事故直後から相続まで、死亡事故が起きたときの流れとは

警察庁が公表しているデータによると、平成26年に起きた交通事故の件数は57万3842件。うち、4013件が死亡事故となっています。

一日あたり11人もの人が日本のどこかで亡くなっている計算です。

交通事故は、いつ誰に振りかかってもおかしくありません。大変な災難だからこそ、「もし大切な人が亡くなってしまったら、自分はどうすべきか」を知っておきましょう。

今回は、交通事故であなたの大切なご家族が亡くなってしまったとき、一体どういう手続きが必要になるのかを全体的な流れで説明していきます。

事故後に起きるできごとは、おおまかに、

  • 故人の葬儀と、それに伴う各種手続き
  • 加害者との示談や損害賠償請求
  • 遺産相続

にわけられます。

時期的に前後することもありますが、事故後にどういった手続きが必要になるかを見ていきましょう。

死亡届の取得と、故人の葬儀

警察から連絡が来る

死亡事故が起きると、加害者や目撃者から警察に通報が行き、事故の状況を調査する実況見分が行われます。

事故被害者は、すでに息を引き取っている場合は警察に、治療の余地がある場合は病院に搬送され、遺族に連絡が来ます。

検視や司法解剖が行われ、死亡診断書(死体検案書)を書いてもらう

交通事故で亡くなった方の死亡を証明するため、医師が死亡診断書(死体検案書)を発行してくれます。

これらの書類は、故人が入っていた生命保険金の受け取りや相続、慰謝料請求などに必要なので、できれば複数枚取っておきましょう。

役所に行って死亡届を出し、火葬許可証をもらう

被害者が亡くなったことを知ってから7日以内に、故人の本籍地や現住所の役所に死亡診断書をもっていき、死亡届を提出します。

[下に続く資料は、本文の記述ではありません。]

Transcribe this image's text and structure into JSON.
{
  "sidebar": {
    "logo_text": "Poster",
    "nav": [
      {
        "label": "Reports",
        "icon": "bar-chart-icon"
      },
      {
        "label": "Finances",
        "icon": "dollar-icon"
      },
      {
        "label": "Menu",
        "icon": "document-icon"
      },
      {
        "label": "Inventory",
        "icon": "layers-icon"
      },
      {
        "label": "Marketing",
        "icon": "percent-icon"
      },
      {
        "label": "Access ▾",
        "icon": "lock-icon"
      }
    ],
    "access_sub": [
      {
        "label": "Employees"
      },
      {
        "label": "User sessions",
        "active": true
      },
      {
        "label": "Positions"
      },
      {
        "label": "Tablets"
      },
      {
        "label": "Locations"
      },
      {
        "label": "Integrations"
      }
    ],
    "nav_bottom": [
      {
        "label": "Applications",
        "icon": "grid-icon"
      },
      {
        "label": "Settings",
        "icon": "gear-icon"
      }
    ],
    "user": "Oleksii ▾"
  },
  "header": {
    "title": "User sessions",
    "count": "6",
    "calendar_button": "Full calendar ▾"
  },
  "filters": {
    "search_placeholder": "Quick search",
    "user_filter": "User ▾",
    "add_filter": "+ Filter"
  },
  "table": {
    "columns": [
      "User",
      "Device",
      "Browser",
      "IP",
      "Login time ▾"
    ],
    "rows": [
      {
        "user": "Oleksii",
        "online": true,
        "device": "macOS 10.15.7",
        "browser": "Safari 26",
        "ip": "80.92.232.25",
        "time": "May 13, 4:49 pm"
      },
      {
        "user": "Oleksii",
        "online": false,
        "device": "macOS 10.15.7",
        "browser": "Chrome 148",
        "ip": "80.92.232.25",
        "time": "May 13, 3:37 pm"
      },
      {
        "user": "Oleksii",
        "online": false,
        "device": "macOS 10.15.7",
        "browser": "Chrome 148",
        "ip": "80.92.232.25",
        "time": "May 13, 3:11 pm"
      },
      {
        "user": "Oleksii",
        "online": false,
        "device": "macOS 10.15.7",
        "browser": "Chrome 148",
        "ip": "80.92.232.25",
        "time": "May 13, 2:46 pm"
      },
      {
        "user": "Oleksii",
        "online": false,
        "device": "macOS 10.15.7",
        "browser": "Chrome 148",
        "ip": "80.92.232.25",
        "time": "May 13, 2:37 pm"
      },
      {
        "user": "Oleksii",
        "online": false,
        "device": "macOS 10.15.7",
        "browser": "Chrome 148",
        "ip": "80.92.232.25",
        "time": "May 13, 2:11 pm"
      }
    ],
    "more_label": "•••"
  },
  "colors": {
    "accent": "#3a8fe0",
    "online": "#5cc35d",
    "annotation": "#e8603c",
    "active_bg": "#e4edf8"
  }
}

これによって、戸籍上でも本人の死亡が確認されます。同時に、葬儀を行うために火葬許可証をもらいましょう。

なお、死亡届の提出は24時間可能です。

葬儀を行う

火葬許可証をもらったら、葬儀社に連絡をし、葬儀の段取りを行います。

※葬儀社によっては、死亡届の手続きなど代行してもらえるところもあります。

警察に呼ばれ、調書を取られる

死亡事故の場合、被害者本人から事故の話を聞くことができません。

なので、加害者だけでなく遺族にも警察から連絡が来て調書を取られます。

いわゆる遺族調書というもので、故人がどんな人だったのかといったことから「加害者を厳罰に処してほしい」といった要望まで聞かれます。

故人が加入していた任意保険への連絡と、保険金の受け取り

故人が死亡保障のある保険などに加入していた場合、任意のタイミングで保険金を受け取るための手続きをしましょう。

その他、必要に応じて携帯電話の解約なども行っていきます。

加害者・相手保険会社との示談交渉

交通事故によって人一人が亡くなってしまった、という取り返しのつかない事実に対して、遺族は加害者へ損害賠償請求をすることができます。

金額については自賠責や任意保険などの基準がありますが、金額の大小や内容は示談交渉によって決定する場合が多いです。

示談交渉がどうしてもうまくいかない場合は調停を依頼し、それでもダメなら民事で裁判をすることになります。

ちなみに、示談交渉は加害者本人と行う場合もあれば、相手が加入している任意保険会社の人と示談交渉をする場合もあります。

示談交渉はもめる可能性が高い

はっきりいって、まったくもめない示談のほうが珍しいです。

交通事故で被害者が亡くなっているといっても、加害者がどれだけ反省しているのか、またどこまで補償を行う気持ちがあるのかはまちまちです。

加害者が反省をしていても、実際に賠償金を払うことになる保険会社が金額に納得しない場合もあります。

大切な家族を失って打ちひしがれているときに言葉巧みにつけ込まれてしまう人も多く、「事故相手がどんなに良い人でも示談はもめる」と思っておいたほうが良いでしょう。

遺産相続をして相続税の申告をする

人が亡くなると、もっていた財産を相続人でわけあうことになります。

示談がうまくいけば良いのですが、大抵の場合もめますし、遺産相続もまたもめごとになりやすい悩ましい問題です。

相続税の申告期限は故人の死から10ヶ月なので、示談交渉と同時に遺産相続の手続きもしなくてはなりません。

死亡事故の注意点

大切な家族が不幸な交通事故で亡くなってしまうのは、とても悲しいできごとです。

しかし、「悲しいから」と座り込んでいるだけでは正当な賠償を勝ち取ったり、必要な手続きを済ますことはできません。

警察、加害者、相手側の保険会社からつらいことを聞かれたり、いわれたりすることもありえます。

故人の名誉を傷つけないためにも、遺族の生活を守るためにも、ひとつひとつのできごとにしっかり対処していきましょう。